The nonprofit Center for Transportation and the Environment (CTE) has won a grant to support the deployment of 30 Hyundai XCIENT Class 8 hydrogen fuel cell electric trucks in northern California. The trucks will serve the Port of Oakland. Each has a range of over 400 miles, enough to make runs from Oakland to Sacramento, Stockton, Modesto or Fresno.
Hyundai has been testing some 50 of its XCIENT Class 8 trucks with fleet customers in Switzerland for almost a year now.
The NorCAL ZERO project, which was awarded by the California Air Resources Board (CARB) and the California Energy Commission (CEC), involves more than a dozen companies and organizations. CTE helped to assemble the team and develop the proposal, and will serve as project manager. Glovis America will operate the fleet, and the Macquarie Group will provide financing.
The project includes a liquid hydrogen fueling station adjacent to the Port of Oakland that will support up to 50 trucks. FirstElement Fuel will build and operate the station, and Air Liquide will provide the hydrogen fuel. NorCAL Kenworth will maintain and service the trucks, and will upgrade its maintenance facility with hydrogen detection and ventilation equipment, with engineering and design support from the Fiedler Group.
“These investments will support zero-emission trucks and infrastructure development and deployment as part of the US market ecosystem,” said Hannon Rassool, Deputy Director of the Fuels and Transportation Division at the CEC. “Public and private project partners have come together to take a big step forward in decarbonizing freight and goods movement, as part of CARB and CEC’s clean air initiatives.”
“Diesel pollution is the most significant toxic air pollutant in the Bay Area, and the deployment of these electric trucks will help improve air quality across the region but especially in communities near the Port of Oakland,” said Jack Broadbent, Executive Officer of the Bay Area Air Quality Management District.
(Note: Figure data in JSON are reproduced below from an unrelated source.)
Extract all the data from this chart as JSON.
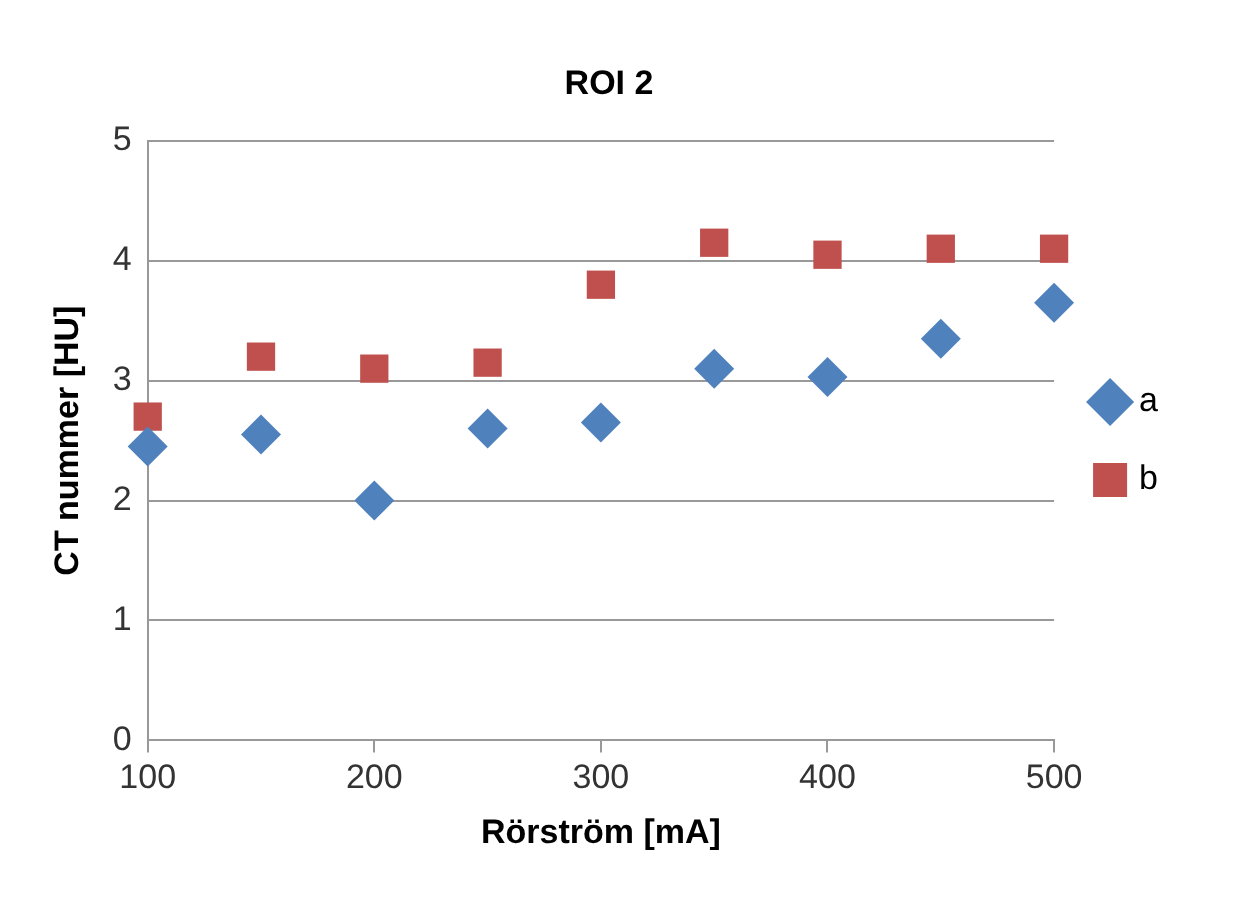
{
  "chart_data": {
    "type": "scatter",
    "title": "ROI 2",
    "xlabel": "Rörström [mA]",
    "ylabel": "CT nummer [HU]",
    "x": [
      100,
      150,
      200,
      250,
      300,
      350,
      400,
      450,
      500
    ],
    "series": [
      {
        "name": "a",
        "color": "#4f81bd",
        "marker": "diamond",
        "values": [
          2.45,
          2.55,
          2.0,
          2.6,
          2.65,
          3.1,
          3.03,
          3.35,
          3.65
        ]
      },
      {
        "name": "b",
        "color": "#c0504d",
        "marker": "square",
        "values": [
          2.7,
          3.2,
          3.1,
          3.15,
          3.8,
          4.15,
          4.05,
          4.1,
          4.1
        ]
      }
    ],
    "xlim": [
      100,
      500
    ],
    "xticks": [
      100,
      200,
      300,
      400,
      500
    ],
    "ylim": [
      0,
      5
    ],
    "yticks": [
      0,
      1,
      2,
      3,
      4,
      5
    ],
    "grid": "y",
    "legend": "right"
  }
}
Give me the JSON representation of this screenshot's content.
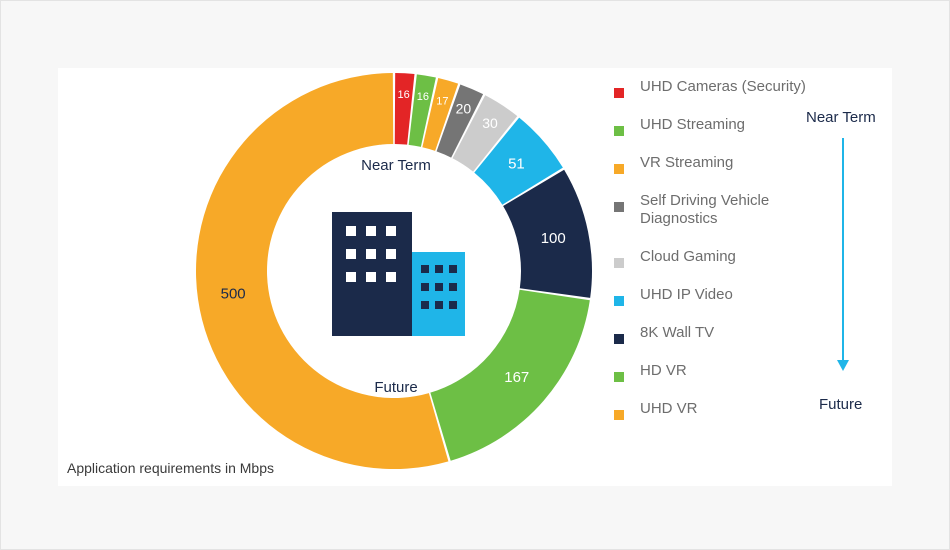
{
  "chart_data": {
    "type": "pie",
    "categories": [
      "UHD Cameras (Security)",
      "UHD Streaming",
      "VR Streaming",
      "Self Driving Vehicle Diagnostics",
      "Cloud Gaming",
      "UHD IP Video",
      "8K Wall TV",
      "HD VR",
      "UHD VR"
    ],
    "values": [
      16,
      16,
      17,
      20,
      30,
      51,
      100,
      167,
      500
    ],
    "colors": [
      "#e32526",
      "#6dbf45",
      "#f7a928",
      "#757575",
      "#cccccc",
      "#1fb5e8",
      "#1b2a4a",
      "#6dbf45",
      "#f7a928"
    ],
    "label_colors": [
      "#ffffff",
      "#ffffff",
      "#ffffff",
      "#ffffff",
      "#ffffff",
      "#ffffff",
      "#ffffff",
      "#ffffff",
      "#1b2a4a"
    ],
    "hole": "donut",
    "ring_labels": {
      "start": "Near Term",
      "end": "Future"
    },
    "footnote": "Application requirements in Mbps",
    "legend_position": "right",
    "timeline": {
      "start": "Near Term",
      "end": "Future",
      "direction": "down"
    },
    "icon": "office-buildings-icon"
  }
}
“By introducing Hyundai into the fuel cell electric truck market, the NorCal Drayage project, supported by cap-and-trade proceeds, holds promise for further electrification of our nation’s truck fleets,” said CARB Executive Officer Richard W. Corey. “It also puts us one step closer to accelerating our goals for zero-emission drayage trucks, a crucial step for improving air quality in communities adjacent to our ports and along our major freight corridors.”
“The deployment of these trucks in northern California provides a groundbreaking opportunity to demonstrate the exceptional performance of fuel cell electric trucks for an industry that has traditionally relied on conventional diesel and CNG vehicles,” said Jaimie Levin, CTE’s Director of West Coast Operations.